Ren et al. [26] compared the diagnostic performance of LI-RADS on MR for diagnosing HCC between v.2017 and v2018, but they did not calculate the inter-reader agreement between the observers as we did to show the reproducibility of the method.

According to Petruzzi et al. [31], the LI-RADS scale produces strong reliability and validity, while aiming to improve the clarity of clinical MRI reports [31]. Our findings confirmed those of Petruzzi et al.

A primary goal and motivation for the development of the LI-RADS scale is to reduce the inter-reader variability.

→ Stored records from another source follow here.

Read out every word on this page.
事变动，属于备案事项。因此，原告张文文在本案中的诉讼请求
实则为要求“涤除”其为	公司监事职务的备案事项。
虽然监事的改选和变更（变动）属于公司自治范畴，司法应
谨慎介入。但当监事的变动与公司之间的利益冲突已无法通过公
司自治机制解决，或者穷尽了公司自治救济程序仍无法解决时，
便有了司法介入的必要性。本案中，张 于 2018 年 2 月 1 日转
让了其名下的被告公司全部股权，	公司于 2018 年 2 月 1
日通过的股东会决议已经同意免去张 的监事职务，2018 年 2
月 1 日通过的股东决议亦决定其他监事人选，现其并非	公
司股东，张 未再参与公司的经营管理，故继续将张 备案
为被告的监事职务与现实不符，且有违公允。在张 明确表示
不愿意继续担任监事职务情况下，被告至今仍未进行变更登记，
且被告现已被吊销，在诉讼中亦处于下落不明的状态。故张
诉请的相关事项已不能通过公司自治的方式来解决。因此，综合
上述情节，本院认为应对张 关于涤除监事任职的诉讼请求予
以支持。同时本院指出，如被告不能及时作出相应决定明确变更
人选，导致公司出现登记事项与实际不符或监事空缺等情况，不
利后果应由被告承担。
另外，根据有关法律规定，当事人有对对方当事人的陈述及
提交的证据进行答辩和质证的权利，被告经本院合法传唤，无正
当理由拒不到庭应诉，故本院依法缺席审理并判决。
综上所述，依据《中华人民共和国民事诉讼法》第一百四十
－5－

Clinicians have expressed serious concern over the inconsistency in liver lesion reporting among radiologists owing to the reader’s experience level, differences in interpretation as well as differing personal preferences [32].

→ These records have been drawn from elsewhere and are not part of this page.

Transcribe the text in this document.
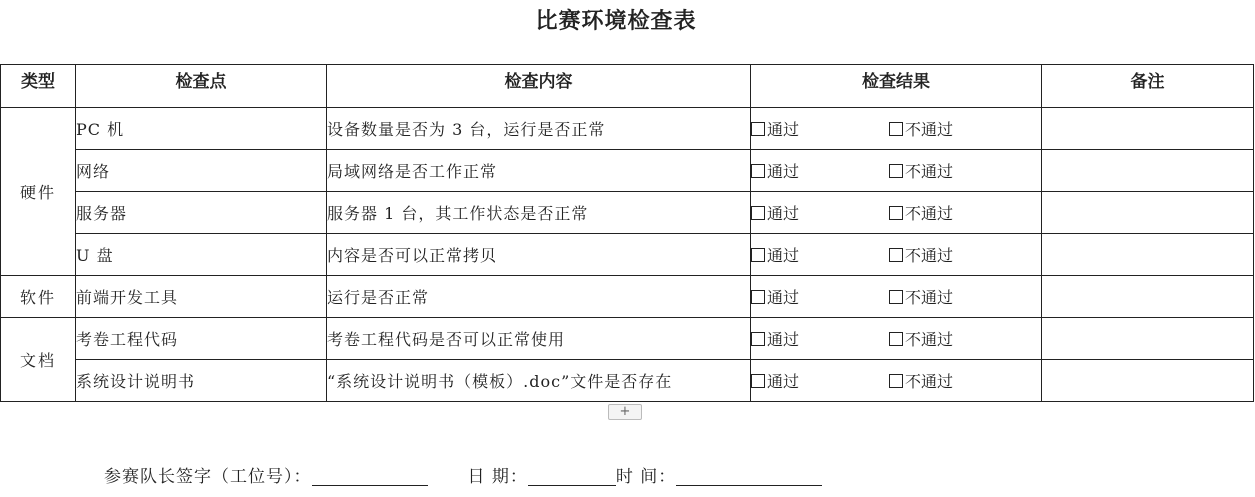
比赛环境检查表
类型	检查点	检查内容	检查结果	备注
硬件	PC 机	设备数量是否为 3 台，运行是否正常	通过 不通过	
	网络	局域网络是否工作正常	通过 不通过	
	服务器	服务器 1 台，其工作状态是否正常	通过 不通过	
	U 盘	内容是否可以正常拷贝	通过 不通过	
软件	前端开发工具	运行是否正常	通过 不通过	
文档	考卷工程代码	考卷工程代码是否可以正常使用	通过 不通过	
	系统设计说明书	“系统设计说明书（模板）.doc”文件是否存在	通过 不通过	
+
参赛队长签字（工位号）：	日 期：	时 间：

In our study, the LI-RADS scale has demonstrated the potential to reduce inter-reader variability and to enhance the communication with referring clinicians, as also observed by other authors [33].

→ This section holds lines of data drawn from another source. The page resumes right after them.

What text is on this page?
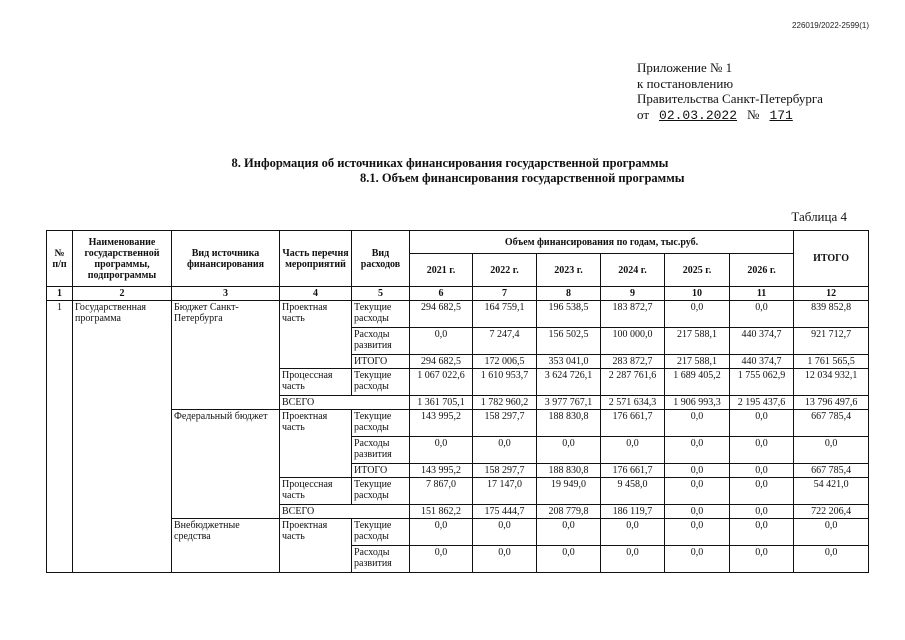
226019/2022-2599(1)
Приложение № 1
к постановлению
Правительства Санкт-Петербурга
от 02.03.2022 № 171
8. Информация об источниках финансирования государственной программы
8.1. Объем финансирования государственной программы
Таблица 4
№ п/п	Наименование государственной программы, подпрограммы	Вид источника финансирования	Часть перечня мероприятий	Вид расходов	Объем финансирования по годам, тыс.руб.						ИТОГО
					2021 г.	2022 г.	2023 г.	2024 г.	2025 г.	2026 г.	
1	2	3	4	5	6	7	8	9	10	11	12
1	Государственная программа	Бюджет Санкт-Петербурга	Проектная часть	Текущие расходы	294 682,5	164 759,1	196 538,5	183 872,7	0,0	0,0	839 852,8
				Расходы развития	0,0	7 247,4	156 502,5	100 000,0	217 588,1	440 374,7	921 712,7
				ИТОГО	294 682,5	172 006,5	353 041,0	283 872,7	217 588,1	440 374,7	1 761 565,5
			Процессная часть	Текущие расходы	1 067 022,6	1 610 953,7	3 624 726,1	2 287 761,6	1 689 405,2	1 755 062,9	12 034 932,1
			ВСЕГО		1 361 705,1	1 782 960,2	3 977 767,1	2 571 634,3	1 906 993,3	2 195 437,6	13 796 497,6
		Федеральный бюджет	Проектная часть	Текущие расходы	143 995,2	158 297,7	188 830,8	176 661,7	0,0	0,0	667 785,4
				Расходы развития	0,0	0,0	0,0	0,0	0,0	0,0	0,0
				ИТОГО	143 995,2	158 297,7	188 830,8	176 661,7	0,0	0,0	667 785,4
			Процессная часть	Текущие расходы	7 867,0	17 147,0	19 949,0	9 458,0	0,0	0,0	54 421,0
			ВСЕГО		151 862,2	175 444,7	208 779,8	186 119,7	0,0	0,0	722 206,4

		Внебюджетные средства	Проектная часть	Текущие расходы	0,0	0,0	0,0	0,0	0,0	0,0	0,0
				Расходы развития	0,0	0,0	0,0	0,0	0,0	0,0	0,0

There are several limitations in our study. A primary limitation is that this is a retrospective study with a small sample size of lesions. Second, the radiologists are from the same hospital and may have similar perspectives in terms of interpretation, and third, the experience of the radiologists involved in the study varied greatly. Fourth, we used a mixed reference standard of pathology and MRI follow-up over 4 years. Finally, as a contrast medium, for the evaluation of wash-in and washout and the hepatobiliary phase, we used only gadobenate dimeglumine and not gadoxetate disodium.

Conclusions

According to our results, there was not a statistically significant difference between LI-RADS v.2018 scale and Likert scale in the evaluation of liver nodules and detection of HCC; nevertheless, we suggest the use of LI-RADS v.2018 scale, because it appears more objective and consistent.

Our results reached the goal of LI-RADS which is to improve the consistency of radiology reports in imaging of high-risk patients for HCC.

Additional studies are warranted to evaluate the performance of these scales across radiologists from different institutions with different levels of experience.